By Sarah Brodhead
Creative writing is rife with symbols. Symbols such as the sun as truth and owls as wisdom permeate every type of writing from novels to video games.
An opportunity that you might be missing to bring this deeper symbolic work to your own writing is by applying it to the names that you give your characters.
A symbol, according to the Merriam-Webster dictionary, is “an act, sound, or object having cultural significance and the capacity to excite or objectify a response.” Names are filled with cultural significance both in the context of the world of the audience, and the world of the character. They can create a response in the reader by strengthening or challenging the theme, and they can create a response in the characters in the story.
What follows are a few ways in which what you name your character can add depth to your writing.
1) Use the Name’s Meaning
If you don’t make up new and never-before-seen names for your characters, they already come with a level of symbolic meaning. The name Tiffany, for example. The meaning of the name is “appearance or manifestation of god.” If a character has a name that means “manifestation of god” and happens to be an impoverished prostitute, layers of depth begin to form. This can create irony and perhaps even social commentary. The meaning of the name becomes a culturally imbued symbol with which you can play.
Another place where symbolic meaning can form is the meaning of the name to the person who gave it to the character in the context of the story. In the 2002 movie “The Count of Monte Cristo,” the title character Edmond Dantés escapes from the infamous Château d’If. When he washes ashore, he meets pirates who, after forcing him into a knife fight, name him Zatarra. He replies that the name “sounds fearsome,” but the captain informs him that the name means “driftwood.”
Since he literally drifted ashore the name meaning might stop there. But the man who he was forced to fight, and whose life he spared, Jacopo, continues to call him Zatarra throughout the rest of the movie, even when he learns his identity. The name not only becomes a reminder of the critical moment when it was given, but a symbol of the relationship between the two men.
2) Use the Cultural Subtext
Back to the name Tiffany. In the movie “Gentlemen Prefer Blonds,” Marilyn Monroe sings “Diamonds are a Girl’s Best Friend” in her expensive pink dress and shouts “Tiffany’s!” Even people who have never watched the movie are likely to have heard the song. This association of wealth and diamonds with the name Tiffany can also influence subconscious associations.

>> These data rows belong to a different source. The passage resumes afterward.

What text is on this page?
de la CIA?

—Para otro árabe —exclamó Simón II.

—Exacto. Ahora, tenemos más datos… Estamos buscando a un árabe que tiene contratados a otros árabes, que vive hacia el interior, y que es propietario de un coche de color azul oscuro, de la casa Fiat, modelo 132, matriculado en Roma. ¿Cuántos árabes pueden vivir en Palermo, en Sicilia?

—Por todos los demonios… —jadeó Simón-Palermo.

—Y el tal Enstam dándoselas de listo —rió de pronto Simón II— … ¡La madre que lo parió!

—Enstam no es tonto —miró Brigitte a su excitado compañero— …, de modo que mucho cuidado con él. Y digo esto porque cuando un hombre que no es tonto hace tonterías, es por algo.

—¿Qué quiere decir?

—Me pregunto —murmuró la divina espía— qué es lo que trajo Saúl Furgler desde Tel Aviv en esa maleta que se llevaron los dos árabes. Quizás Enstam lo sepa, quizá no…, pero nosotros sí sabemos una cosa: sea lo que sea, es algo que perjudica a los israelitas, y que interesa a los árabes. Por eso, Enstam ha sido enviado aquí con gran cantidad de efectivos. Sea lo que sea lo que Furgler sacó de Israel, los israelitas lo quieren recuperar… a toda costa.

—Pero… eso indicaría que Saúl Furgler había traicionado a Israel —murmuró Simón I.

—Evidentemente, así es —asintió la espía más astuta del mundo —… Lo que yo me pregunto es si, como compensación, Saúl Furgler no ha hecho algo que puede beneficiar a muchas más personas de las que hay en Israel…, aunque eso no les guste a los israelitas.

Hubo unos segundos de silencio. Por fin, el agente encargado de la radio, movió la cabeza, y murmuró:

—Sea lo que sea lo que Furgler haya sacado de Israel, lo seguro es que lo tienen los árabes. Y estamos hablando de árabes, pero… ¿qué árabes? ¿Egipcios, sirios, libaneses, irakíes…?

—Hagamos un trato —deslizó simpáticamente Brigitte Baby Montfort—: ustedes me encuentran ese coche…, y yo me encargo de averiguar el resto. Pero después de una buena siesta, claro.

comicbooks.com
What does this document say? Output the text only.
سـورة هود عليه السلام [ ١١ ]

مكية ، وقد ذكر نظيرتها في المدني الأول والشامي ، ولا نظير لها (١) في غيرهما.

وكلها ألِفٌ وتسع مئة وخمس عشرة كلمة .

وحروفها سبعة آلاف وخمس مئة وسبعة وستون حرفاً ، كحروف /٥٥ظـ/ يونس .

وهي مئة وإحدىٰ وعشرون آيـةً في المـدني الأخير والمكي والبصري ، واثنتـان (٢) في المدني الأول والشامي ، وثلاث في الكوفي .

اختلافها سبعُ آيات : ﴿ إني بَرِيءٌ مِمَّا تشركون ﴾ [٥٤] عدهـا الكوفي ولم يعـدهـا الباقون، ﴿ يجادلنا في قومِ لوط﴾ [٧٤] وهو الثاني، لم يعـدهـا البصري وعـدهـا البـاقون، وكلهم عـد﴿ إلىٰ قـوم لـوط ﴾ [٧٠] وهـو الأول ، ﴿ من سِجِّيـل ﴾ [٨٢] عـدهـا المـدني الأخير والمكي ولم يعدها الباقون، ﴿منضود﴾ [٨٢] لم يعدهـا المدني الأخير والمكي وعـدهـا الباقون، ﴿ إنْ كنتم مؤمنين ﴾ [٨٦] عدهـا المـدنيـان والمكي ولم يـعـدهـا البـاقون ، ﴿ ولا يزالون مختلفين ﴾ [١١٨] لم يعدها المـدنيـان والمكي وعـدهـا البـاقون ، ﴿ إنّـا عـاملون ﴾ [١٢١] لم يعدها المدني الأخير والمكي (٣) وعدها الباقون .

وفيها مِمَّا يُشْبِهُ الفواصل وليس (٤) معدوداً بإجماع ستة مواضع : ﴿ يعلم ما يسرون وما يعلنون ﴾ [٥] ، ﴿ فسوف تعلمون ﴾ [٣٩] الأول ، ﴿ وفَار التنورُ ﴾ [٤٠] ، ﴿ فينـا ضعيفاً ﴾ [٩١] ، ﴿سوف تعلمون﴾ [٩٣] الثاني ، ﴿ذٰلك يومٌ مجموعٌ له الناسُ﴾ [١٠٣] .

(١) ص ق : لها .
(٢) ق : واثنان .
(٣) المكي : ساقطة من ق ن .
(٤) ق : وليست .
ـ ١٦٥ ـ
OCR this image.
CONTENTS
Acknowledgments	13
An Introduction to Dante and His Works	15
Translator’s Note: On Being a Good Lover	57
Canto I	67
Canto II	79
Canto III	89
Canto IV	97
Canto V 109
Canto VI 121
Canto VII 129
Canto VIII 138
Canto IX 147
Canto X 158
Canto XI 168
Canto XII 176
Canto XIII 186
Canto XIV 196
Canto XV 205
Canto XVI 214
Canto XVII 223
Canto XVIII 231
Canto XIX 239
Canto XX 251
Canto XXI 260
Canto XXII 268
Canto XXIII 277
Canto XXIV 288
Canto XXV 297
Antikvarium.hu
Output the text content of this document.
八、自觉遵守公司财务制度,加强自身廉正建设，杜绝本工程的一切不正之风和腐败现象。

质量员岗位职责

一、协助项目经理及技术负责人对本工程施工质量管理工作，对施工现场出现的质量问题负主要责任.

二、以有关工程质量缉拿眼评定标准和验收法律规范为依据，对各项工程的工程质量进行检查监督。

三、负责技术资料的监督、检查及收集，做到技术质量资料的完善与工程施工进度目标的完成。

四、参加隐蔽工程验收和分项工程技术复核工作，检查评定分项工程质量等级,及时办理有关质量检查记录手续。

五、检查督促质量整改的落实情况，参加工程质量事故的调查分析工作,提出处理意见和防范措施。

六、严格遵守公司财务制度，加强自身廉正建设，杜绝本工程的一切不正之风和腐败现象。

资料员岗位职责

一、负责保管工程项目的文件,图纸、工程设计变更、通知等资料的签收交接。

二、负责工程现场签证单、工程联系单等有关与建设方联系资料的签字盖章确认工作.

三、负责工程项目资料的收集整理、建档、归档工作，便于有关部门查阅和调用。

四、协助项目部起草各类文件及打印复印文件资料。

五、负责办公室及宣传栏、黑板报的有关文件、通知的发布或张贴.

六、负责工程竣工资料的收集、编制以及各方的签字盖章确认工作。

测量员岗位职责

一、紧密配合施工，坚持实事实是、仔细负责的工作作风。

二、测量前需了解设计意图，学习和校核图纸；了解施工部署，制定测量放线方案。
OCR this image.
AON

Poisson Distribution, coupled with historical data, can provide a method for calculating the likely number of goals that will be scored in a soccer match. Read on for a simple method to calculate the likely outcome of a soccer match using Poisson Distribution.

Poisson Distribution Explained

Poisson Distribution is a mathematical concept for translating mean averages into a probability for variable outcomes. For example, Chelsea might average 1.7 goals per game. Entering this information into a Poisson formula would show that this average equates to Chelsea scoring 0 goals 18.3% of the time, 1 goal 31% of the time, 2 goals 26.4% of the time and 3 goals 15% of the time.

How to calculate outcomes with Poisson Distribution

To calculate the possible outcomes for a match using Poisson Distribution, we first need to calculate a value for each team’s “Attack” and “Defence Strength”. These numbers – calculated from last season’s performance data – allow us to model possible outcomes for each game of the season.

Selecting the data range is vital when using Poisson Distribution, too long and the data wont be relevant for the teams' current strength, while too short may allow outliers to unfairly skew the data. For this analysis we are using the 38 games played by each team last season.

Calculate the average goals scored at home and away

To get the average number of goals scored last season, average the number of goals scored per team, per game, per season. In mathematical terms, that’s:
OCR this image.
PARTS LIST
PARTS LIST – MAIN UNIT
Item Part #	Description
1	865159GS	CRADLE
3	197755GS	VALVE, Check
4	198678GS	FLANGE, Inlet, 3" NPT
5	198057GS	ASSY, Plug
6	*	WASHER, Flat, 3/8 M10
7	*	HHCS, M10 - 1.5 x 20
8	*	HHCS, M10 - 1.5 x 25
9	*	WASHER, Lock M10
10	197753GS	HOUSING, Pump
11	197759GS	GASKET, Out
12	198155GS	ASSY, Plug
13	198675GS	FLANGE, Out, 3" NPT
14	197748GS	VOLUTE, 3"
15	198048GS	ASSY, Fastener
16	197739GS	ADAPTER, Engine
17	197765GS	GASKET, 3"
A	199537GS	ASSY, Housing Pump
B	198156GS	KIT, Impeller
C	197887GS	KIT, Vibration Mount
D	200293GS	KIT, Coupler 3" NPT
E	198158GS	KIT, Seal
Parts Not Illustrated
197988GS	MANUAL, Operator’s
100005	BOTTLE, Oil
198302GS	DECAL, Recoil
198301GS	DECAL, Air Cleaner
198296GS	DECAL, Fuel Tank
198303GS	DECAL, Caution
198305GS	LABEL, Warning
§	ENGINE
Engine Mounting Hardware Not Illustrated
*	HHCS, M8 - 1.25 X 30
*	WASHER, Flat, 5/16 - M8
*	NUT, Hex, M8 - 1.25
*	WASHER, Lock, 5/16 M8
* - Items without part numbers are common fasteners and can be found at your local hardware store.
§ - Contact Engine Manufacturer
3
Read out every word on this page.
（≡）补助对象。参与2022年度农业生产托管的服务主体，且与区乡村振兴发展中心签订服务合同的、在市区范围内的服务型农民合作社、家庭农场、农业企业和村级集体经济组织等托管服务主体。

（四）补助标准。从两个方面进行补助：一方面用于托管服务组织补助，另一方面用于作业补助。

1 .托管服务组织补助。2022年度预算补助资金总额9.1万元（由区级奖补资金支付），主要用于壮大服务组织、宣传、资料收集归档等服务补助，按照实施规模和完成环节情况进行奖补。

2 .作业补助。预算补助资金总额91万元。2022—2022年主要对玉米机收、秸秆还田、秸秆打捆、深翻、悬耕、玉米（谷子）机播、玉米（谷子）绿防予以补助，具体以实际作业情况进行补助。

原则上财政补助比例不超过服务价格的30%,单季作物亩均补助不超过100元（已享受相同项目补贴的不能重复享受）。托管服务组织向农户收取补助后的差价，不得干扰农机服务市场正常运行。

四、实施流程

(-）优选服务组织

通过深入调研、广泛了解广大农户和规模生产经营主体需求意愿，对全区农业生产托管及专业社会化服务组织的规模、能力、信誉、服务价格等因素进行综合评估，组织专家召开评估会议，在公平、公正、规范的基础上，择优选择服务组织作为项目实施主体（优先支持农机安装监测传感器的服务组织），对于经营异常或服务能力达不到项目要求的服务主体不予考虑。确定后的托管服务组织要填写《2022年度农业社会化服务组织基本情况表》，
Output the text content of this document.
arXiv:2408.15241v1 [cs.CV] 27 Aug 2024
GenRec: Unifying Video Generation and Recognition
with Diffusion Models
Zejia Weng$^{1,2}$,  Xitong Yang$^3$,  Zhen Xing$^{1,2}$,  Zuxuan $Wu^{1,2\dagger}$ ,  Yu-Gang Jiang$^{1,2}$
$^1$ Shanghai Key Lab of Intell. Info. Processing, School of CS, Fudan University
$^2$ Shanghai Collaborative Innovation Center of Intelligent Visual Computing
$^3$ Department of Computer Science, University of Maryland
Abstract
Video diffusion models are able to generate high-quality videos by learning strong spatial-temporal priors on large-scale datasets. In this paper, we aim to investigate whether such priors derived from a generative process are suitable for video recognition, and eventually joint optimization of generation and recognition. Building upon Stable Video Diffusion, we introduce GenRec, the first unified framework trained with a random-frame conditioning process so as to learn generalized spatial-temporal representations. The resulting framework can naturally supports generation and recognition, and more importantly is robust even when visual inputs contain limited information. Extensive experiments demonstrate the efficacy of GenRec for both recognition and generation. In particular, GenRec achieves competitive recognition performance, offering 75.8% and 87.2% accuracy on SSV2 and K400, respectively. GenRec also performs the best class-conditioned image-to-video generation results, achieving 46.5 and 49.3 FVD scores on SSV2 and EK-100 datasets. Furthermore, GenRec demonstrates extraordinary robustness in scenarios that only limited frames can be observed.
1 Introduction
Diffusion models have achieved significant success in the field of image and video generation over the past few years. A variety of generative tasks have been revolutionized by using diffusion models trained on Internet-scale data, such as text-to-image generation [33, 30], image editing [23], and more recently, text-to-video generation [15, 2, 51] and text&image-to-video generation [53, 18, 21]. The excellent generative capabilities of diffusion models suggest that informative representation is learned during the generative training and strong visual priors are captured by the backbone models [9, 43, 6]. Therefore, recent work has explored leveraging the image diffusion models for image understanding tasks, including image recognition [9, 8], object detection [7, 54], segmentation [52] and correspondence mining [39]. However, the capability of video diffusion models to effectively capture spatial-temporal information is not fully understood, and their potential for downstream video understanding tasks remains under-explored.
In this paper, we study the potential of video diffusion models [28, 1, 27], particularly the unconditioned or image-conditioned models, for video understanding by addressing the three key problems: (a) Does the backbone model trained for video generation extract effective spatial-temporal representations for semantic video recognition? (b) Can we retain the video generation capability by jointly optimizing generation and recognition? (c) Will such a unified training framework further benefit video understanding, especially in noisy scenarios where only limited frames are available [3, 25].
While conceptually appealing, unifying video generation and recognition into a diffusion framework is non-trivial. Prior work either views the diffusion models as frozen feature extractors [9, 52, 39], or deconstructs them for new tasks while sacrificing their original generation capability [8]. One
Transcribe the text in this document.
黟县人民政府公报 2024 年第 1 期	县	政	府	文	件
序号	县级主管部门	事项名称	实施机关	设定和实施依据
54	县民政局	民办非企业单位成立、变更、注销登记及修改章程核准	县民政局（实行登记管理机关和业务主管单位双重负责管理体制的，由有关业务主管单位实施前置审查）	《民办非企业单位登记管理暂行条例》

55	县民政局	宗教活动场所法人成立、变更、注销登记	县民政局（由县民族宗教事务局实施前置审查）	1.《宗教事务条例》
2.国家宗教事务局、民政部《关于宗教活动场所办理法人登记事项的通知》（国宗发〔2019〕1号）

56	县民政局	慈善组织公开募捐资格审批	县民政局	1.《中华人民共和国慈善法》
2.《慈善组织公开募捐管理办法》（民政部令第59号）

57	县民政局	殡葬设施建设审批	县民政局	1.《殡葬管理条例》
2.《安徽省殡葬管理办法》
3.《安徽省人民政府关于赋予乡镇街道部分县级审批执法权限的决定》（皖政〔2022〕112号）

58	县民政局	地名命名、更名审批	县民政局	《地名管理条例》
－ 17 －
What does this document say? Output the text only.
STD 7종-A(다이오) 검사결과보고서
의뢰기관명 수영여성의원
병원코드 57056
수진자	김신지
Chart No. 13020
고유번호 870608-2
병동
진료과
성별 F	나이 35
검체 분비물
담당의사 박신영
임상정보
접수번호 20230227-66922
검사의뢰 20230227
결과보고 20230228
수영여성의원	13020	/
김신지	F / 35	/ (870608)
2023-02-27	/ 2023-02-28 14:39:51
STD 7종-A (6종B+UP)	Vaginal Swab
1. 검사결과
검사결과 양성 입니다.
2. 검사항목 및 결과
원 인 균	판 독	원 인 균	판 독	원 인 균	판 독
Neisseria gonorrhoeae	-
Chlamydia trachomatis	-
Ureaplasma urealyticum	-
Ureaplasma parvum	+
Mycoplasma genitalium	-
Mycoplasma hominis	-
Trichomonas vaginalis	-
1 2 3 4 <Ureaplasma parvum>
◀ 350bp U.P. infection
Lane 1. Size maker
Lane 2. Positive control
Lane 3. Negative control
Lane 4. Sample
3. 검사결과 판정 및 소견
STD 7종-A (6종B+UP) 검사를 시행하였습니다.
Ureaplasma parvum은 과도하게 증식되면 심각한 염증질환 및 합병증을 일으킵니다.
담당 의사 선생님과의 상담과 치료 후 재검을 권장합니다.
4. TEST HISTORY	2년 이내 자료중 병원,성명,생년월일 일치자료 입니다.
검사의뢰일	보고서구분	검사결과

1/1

The name of a character can also begin to symbolize the character before we get to know them. Other people or fictional characters with the same name such as Tiffany Case, a Bond Girl in “Diamonds Are Forever,” Tiffany “Pennsatucky” Doggett, from “Orange Is the New Black”, or Tiffany Trump might come to the reader’s mind when you introduce your character. Tiffany was only a popular girls name between 1980 and 1991. Most people named Tiffany are likely to be between 30 and 40 years old today, so the real people that your reader knows named Tiffany are likely to reflect that age range and inform their image of the character.
Another way to use the cultural context of a name is in the way that they are gendered. Naming a girl with a traditionally male name may show that she is a tomboy. Naming any character a non-binary name may symbolize a contentious relationship with gender.
In the Johnny Cash song, “A Boy Named Sue,” the name isn’t important except that it is culturally a feminine name. The other characters in the song know this and laugh and belittle the speaker whose father named him Sue. The name Sue is symbolically representative of a feminine person and this representation is something which the speaker actively tries to resist by growing tough and embracing
male stereotypes emphatically. What the name represents shapes the character from his very beginning.
3) Using Character Names Within the Context of the Work
In the novel “Of Mice and Men” by John Steinbeck, the characters Candy, Curly, Crooks, and Carlson all appear with the same first letter. Most literary articles will recommend against using character names that sound alike or that start with the same letter because it makes it confusing for readers to distinguish between characters. Here the naming is intentional. The symbolic sameness and blending of these characters allows characters like Lenny, George, and Slim to stand out as not only typographically different, but different minded, widening the perceived juxtaposition between the characters.
Only one woman appears in the scene in the book, and instead of being named she is referred to only as “Curley’s wife.” Her lack of a name represents her dehumanized condition. She is the property of her husband, and all the other men around her treat her as such, talking negatively about her for her attempted interactions with them and for the way she looks and dresses. Further, since she is the only woman that appears within the story, she can also be seen as a symbol of how the men see and treat women in general.